Chief executive Jim Currier has said the company wants to operate “like a European company” in parts of the business and to develop “non-ITAR technology” for local strategy. That posture reflects a market where European defense contractors and suppliers increasingly want ITAR-free parts because they worry Washington could block re-export of weapons or components that contain sensitive U.S. technology. For Honeywell, the shift is not a side project: its defense segment accounts for about 40% of revenue, and international sales made up about 30% of defense revenue last year, up from roughly 18% in 2020.

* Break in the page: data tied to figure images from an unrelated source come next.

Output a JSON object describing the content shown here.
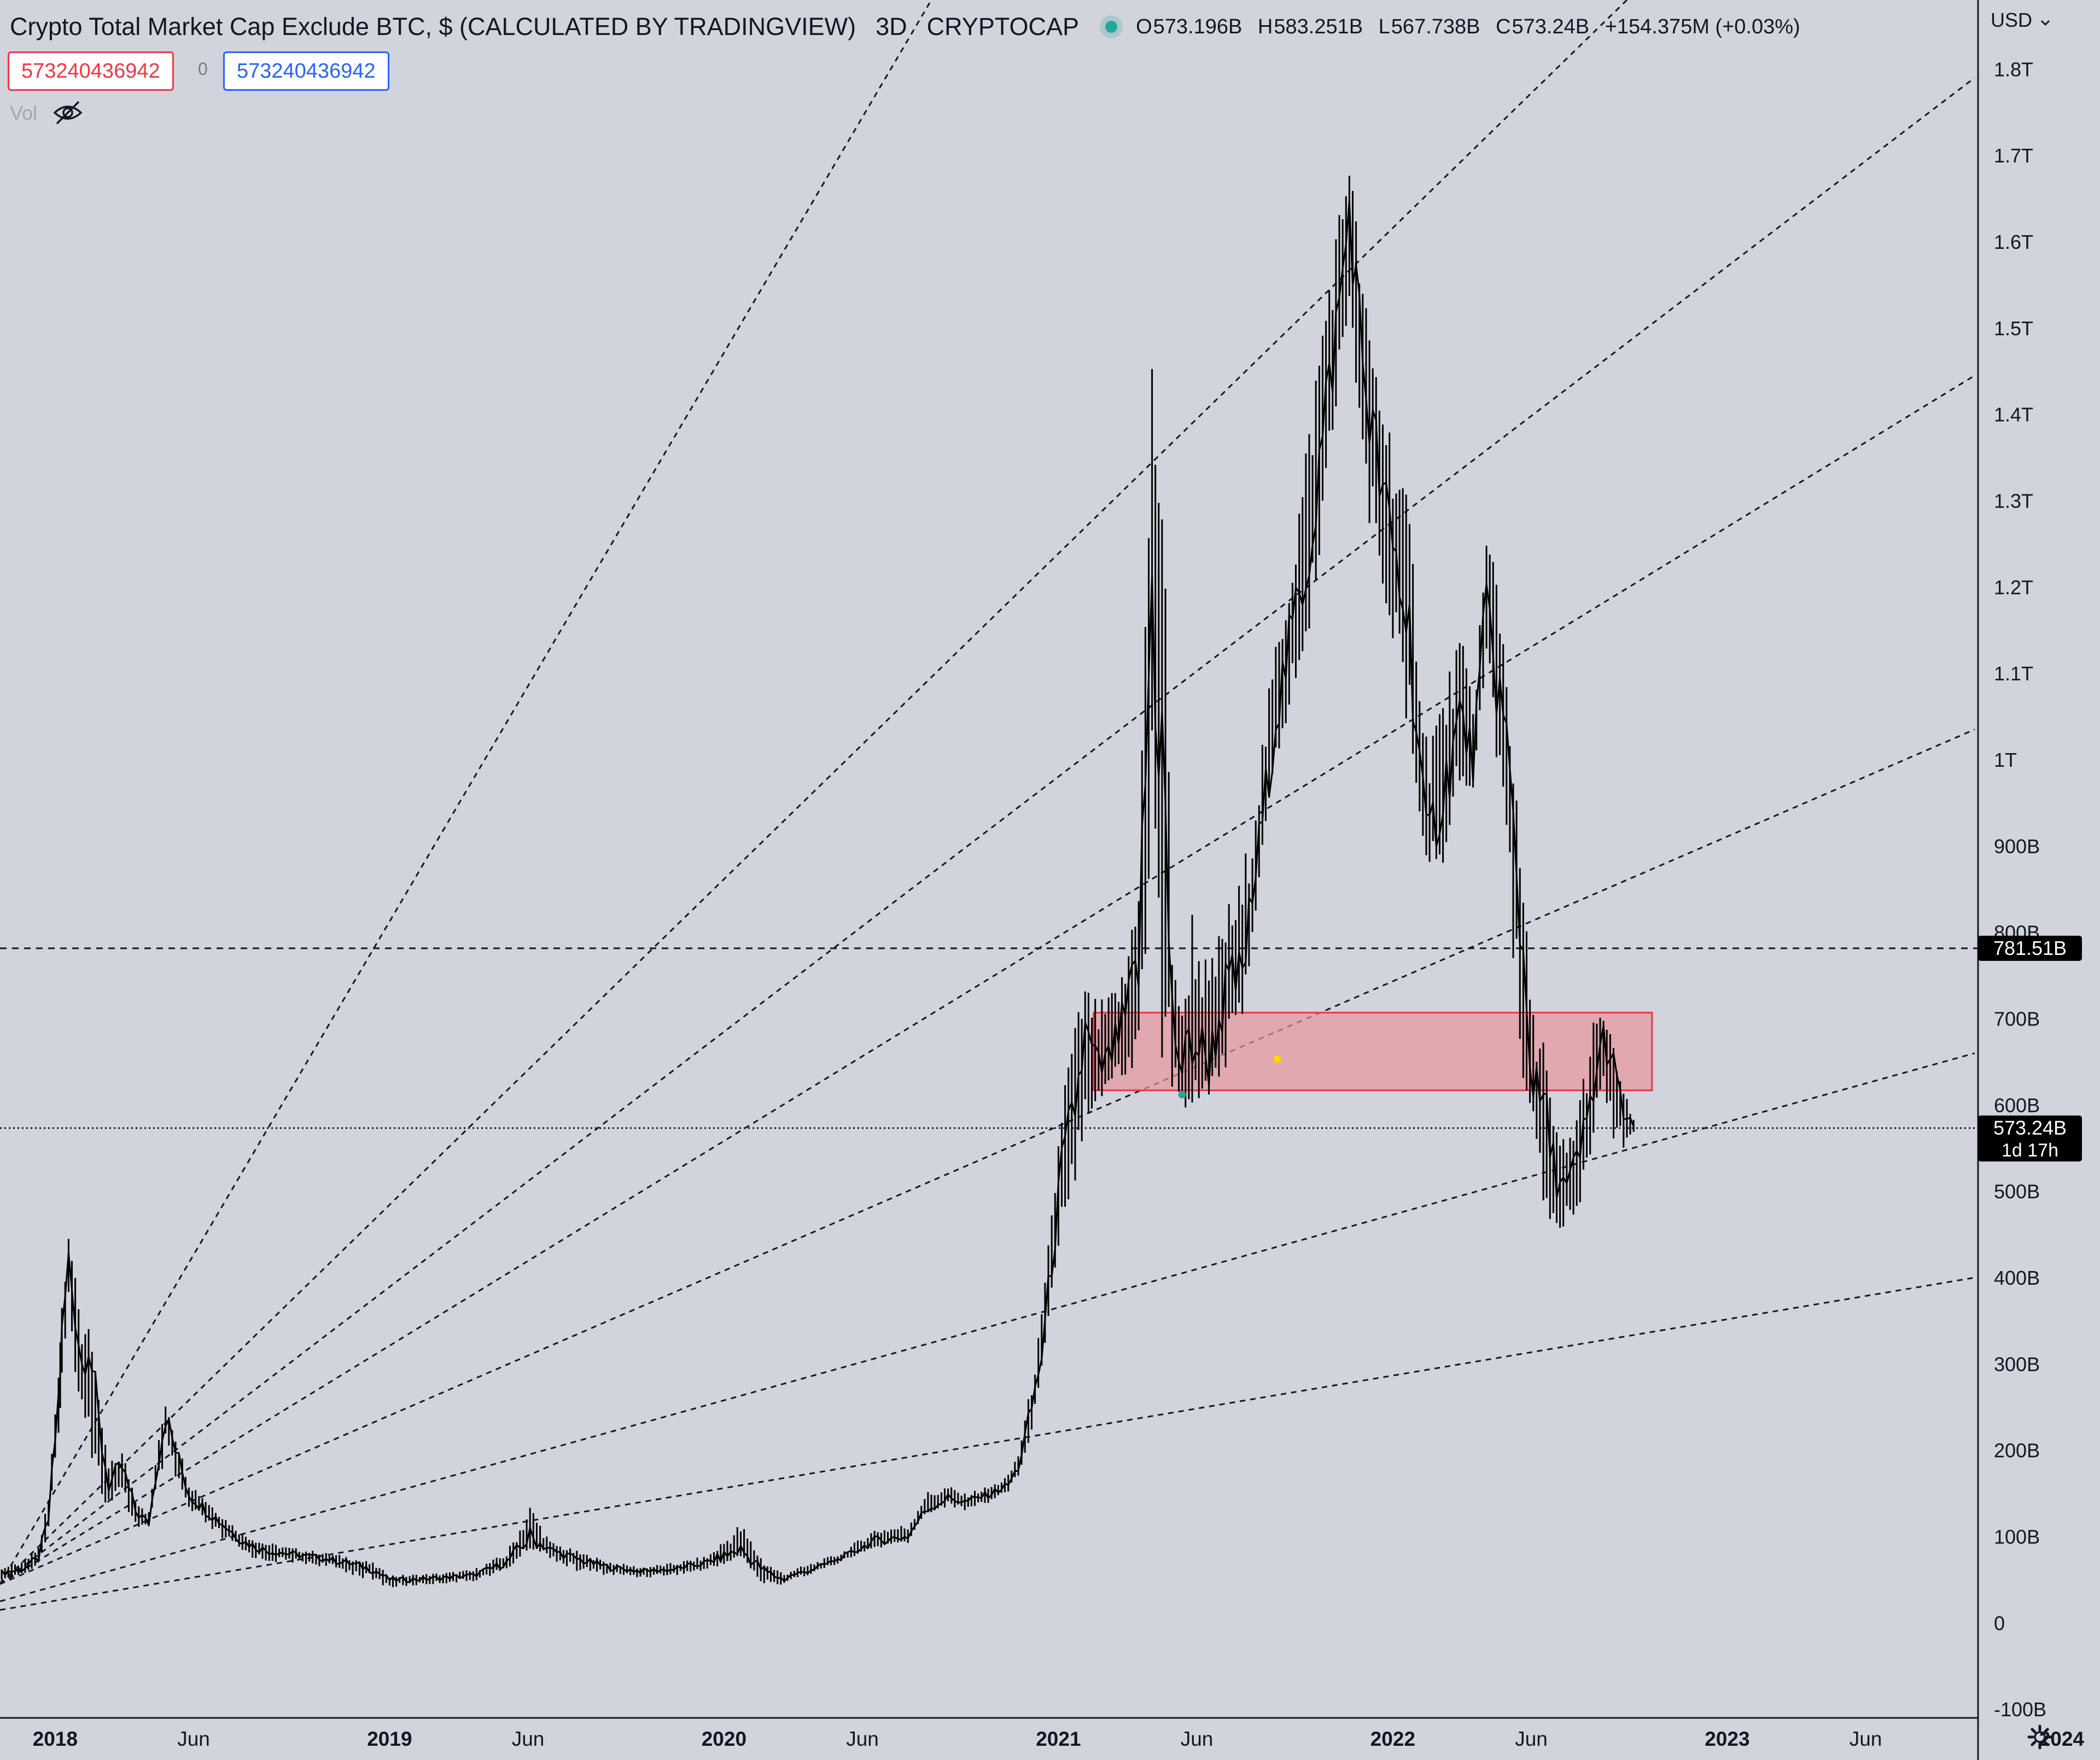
{
  "header": {
    "title": "Crypto Total Market Cap Exclude BTC, $ (CALCULATED BY TRADINGVIEW)",
    "timeframe": "3D",
    "exchange": "CRYPTOCAP",
    "ohlc": {
      "o_label": "O",
      "o": "573.196B",
      "h_label": "H",
      "h": "583.251B",
      "l_label": "L",
      "l": "567.738B",
      "c_label": "C",
      "c": "573.24B",
      "change": "+154.375M (+0.03%)"
    }
  },
  "inputs": {
    "red_value": "573240436942",
    "middle_value": "0",
    "blue_value": "573240436942"
  },
  "volume": {
    "label": "Vol"
  },
  "currency": {
    "label": "USD"
  },
  "icons": {
    "hide": "eye-off-icon",
    "dropdown": "chevron-down-icon",
    "settings": "gear-icon"
  },
  "colors": {
    "background": "#d1d4dc",
    "candles": "#000000",
    "zone_fill": "#e8959c",
    "zone_border": "#f23645",
    "label_bg": "#000000",
    "green_dot": "#26a69a",
    "yellow_dot": "#ffd600"
  },
  "chart_data": {
    "type": "candlestick",
    "title": "Crypto Total Market Cap Exclude BTC, $ (CALCULATED BY TRADINGVIEW)",
    "timeframe": "3D",
    "y_tick_labels": [
      "-100B",
      "0",
      "100B",
      "200B",
      "300B",
      "400B",
      "500B",
      "600B",
      "700B",
      "800B",
      "900B",
      "1T",
      "1.1T",
      "1.2T",
      "1.3T",
      "1.4T",
      "1.5T",
      "1.6T",
      "1.7T",
      "1.8T"
    ],
    "y_tick_values": [
      -100,
      0,
      100,
      200,
      300,
      400,
      500,
      600,
      700,
      800,
      900,
      1000,
      1100,
      1200,
      1300,
      1400,
      1500,
      1600,
      1700,
      1800
    ],
    "ylim": [
      -110,
      1880
    ],
    "y_unit": "billions USD",
    "x_tick_labels": [
      "2018",
      "Jun",
      "2019",
      "Jun",
      "2020",
      "Jun",
      "2021",
      "Jun",
      "2022",
      "Jun",
      "2023",
      "Jun",
      "2024"
    ],
    "x_tick_values": [
      2018.0,
      2018.414,
      2019.0,
      2019.414,
      2020.0,
      2020.414,
      2021.0,
      2021.414,
      2022.0,
      2022.414,
      2023.0,
      2023.414,
      2024.0
    ],
    "xlim": [
      2017.835,
      2023.75
    ],
    "price_series": {
      "x": [
        2017.84,
        2017.9,
        2017.95,
        2017.98,
        2018.01,
        2018.02,
        2018.04,
        2018.06,
        2018.08,
        2018.1,
        2018.13,
        2018.16,
        2018.2,
        2018.24,
        2018.28,
        2018.3,
        2018.33,
        2018.36,
        2018.4,
        2018.44,
        2018.5,
        2018.56,
        2018.62,
        2018.7,
        2018.8,
        2018.87,
        2018.95,
        2019.0,
        2019.05,
        2019.15,
        2019.25,
        2019.35,
        2019.42,
        2019.48,
        2019.55,
        2019.65,
        2019.75,
        2019.85,
        2019.95,
        2020.05,
        2020.12,
        2020.18,
        2020.2,
        2020.25,
        2020.35,
        2020.45,
        2020.55,
        2020.6,
        2020.67,
        2020.72,
        2020.8,
        2020.85,
        2020.88,
        2020.92,
        2020.95,
        2020.98,
        2021.01,
        2021.05,
        2021.08,
        2021.12,
        2021.15,
        2021.2,
        2021.24,
        2021.28,
        2021.31,
        2021.34,
        2021.37,
        2021.4,
        2021.45,
        2021.5,
        2021.55,
        2021.6,
        2021.65,
        2021.7,
        2021.75,
        2021.8,
        2021.85,
        2021.87,
        2021.9,
        2021.93,
        2021.98,
        2022.05,
        2022.1,
        2022.15,
        2022.2,
        2022.24,
        2022.28,
        2022.31,
        2022.34,
        2022.38,
        2022.42,
        2022.45,
        2022.48,
        2022.52,
        2022.56,
        2022.6,
        2022.63,
        2022.66,
        2022.69,
        2022.72
      ],
      "close": [
        58,
        62,
        75,
        120,
        260,
        330,
        420,
        360,
        300,
        330,
        230,
        160,
        180,
        130,
        115,
        170,
        240,
        200,
        150,
        135,
        115,
        95,
        85,
        80,
        75,
        70,
        62,
        50,
        50,
        52,
        55,
        70,
        100,
        85,
        75,
        65,
        60,
        62,
        70,
        85,
        60,
        50,
        55,
        60,
        75,
        95,
        100,
        130,
        145,
        140,
        150,
        160,
        180,
        250,
        310,
        420,
        520,
        600,
        680,
        640,
        650,
        700,
        760,
        1200,
        1000,
        700,
        640,
        680,
        650,
        730,
        750,
        900,
        1050,
        1150,
        1250,
        1400,
        1560,
        1640,
        1500,
        1400,
        1280,
        1150,
        900,
        960,
        1050,
        1000,
        1180,
        1100,
        1020,
        820,
        620,
        600,
        530,
        500,
        540,
        620,
        680,
        640,
        590,
        573
      ],
      "high": [
        66,
        70,
        90,
        150,
        310,
        380,
        470,
        400,
        340,
        350,
        260,
        185,
        200,
        150,
        130,
        190,
        260,
        220,
        165,
        150,
        125,
        105,
        95,
        88,
        82,
        78,
        70,
        56,
        56,
        58,
        62,
        82,
        140,
        95,
        85,
        72,
        65,
        70,
        78,
        118,
        72,
        58,
        62,
        68,
        82,
        110,
        115,
        152,
        160,
        150,
        160,
        172,
        200,
        280,
        360,
        480,
        620,
        700,
        740,
        720,
        730,
        760,
        900,
        1490,
        1420,
        820,
        710,
        840,
        760,
        830,
        870,
        1000,
        1140,
        1250,
        1400,
        1560,
        1660,
        1710,
        1590,
        1500,
        1420,
        1290,
        1050,
        1080,
        1150,
        1080,
        1260,
        1250,
        1120,
        900,
        710,
        690,
        580,
        560,
        620,
        700,
        710,
        670,
        620,
        583
      ],
      "low": [
        50,
        55,
        65,
        100,
        220,
        260,
        350,
        290,
        240,
        210,
        140,
        130,
        140,
        110,
        110,
        140,
        190,
        160,
        125,
        115,
        95,
        80,
        70,
        70,
        65,
        58,
        48,
        40,
        42,
        45,
        48,
        60,
        85,
        75,
        60,
        55,
        52,
        55,
        60,
        75,
        40,
        45,
        50,
        55,
        70,
        85,
        92,
        125,
        135,
        130,
        140,
        152,
        170,
        220,
        290,
        380,
        460,
        510,
        580,
        600,
        620,
        620,
        640,
        880,
        620,
        610,
        590,
        600,
        610,
        640,
        700,
        850,
        980,
        1070,
        1120,
        1300,
        1470,
        1520,
        1350,
        1250,
        1180,
        1000,
        880,
        880,
        960,
        960,
        1100,
        1000,
        920,
        600,
        590,
        480,
        430,
        460,
        480,
        560,
        620,
        560,
        550,
        567
      ]
    },
    "horizontal_lines": [
      {
        "value": 781.51,
        "style": "dashed",
        "axis_label": "781.51B"
      },
      {
        "value": 573.24,
        "style": "dotted",
        "axis_label": "573.24B",
        "countdown": "1d 17h"
      }
    ],
    "zone": {
      "x_start": 2021.105,
      "x_end": 2022.775,
      "y_top": 707,
      "y_bottom": 617
    },
    "markers": [
      {
        "x": 2021.37,
        "y": 612,
        "color": "green"
      },
      {
        "x": 2021.655,
        "y": 653,
        "color": "yellow"
      }
    ],
    "fan_lines": [
      {
        "x1": 2017.835,
        "y1": 45,
        "x2": 2020.62,
        "y2": 1880
      },
      {
        "x1": 2017.835,
        "y1": 45,
        "x2": 2022.7,
        "y2": 1880
      },
      {
        "x1": 2017.835,
        "y1": 45,
        "x2": 2023.74,
        "y2": 1790
      },
      {
        "x1": 2017.835,
        "y1": 45,
        "x2": 2023.74,
        "y2": 1445
      },
      {
        "x1": 2017.835,
        "y1": 45,
        "x2": 2023.74,
        "y2": 1035
      },
      {
        "x1": 2017.835,
        "y1": 25,
        "x2": 2023.74,
        "y2": 660
      },
      {
        "x1": 2017.835,
        "y1": 15,
        "x2": 2023.74,
        "y2": 400
      }
    ]
  }
}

The timing is shaped by a broader European rearmament cycle. NATO leaders said at the 2026 Ankara Summit that European Allies and Canada had increased core defense investments by more than $139 billion since the commitment made at The Hague in 2025 to reach 5% of gross domestic product by 2035. Washington is pressing European governments to spend more on defense, but the Ukraine war has also sharpened the appeal of supply chains that can move faster and face fewer regulatory choke points. That combination is pushing buyers to scrutinize not just price and performance, but whether a system can be procured without U.S. export-control complications.
Honeywell’s move also comes just days after Honeywell Aerospace completed its spin-off from Honeywell Technologies on June 29, 2026, and began trading on Nasdaq. The separation gives the aerospace and defense business a more direct strategic focus at a moment when it is leaning harder into export-control-light product development. The company is also pursuing ITAR-free technologies for Asia-Pacific partners including Japan and South Korea, suggesting the strategy is broader than Europe alone.
Farnborough International Airshow 2026 runs from July 20 to 24, giving Honeywell a high-profile venue to signal how aggressively it plans to compete in a defense market where allied customers are increasingly trying to reduce dependence on U.S. rules without abandoning U.S. hardware altogether.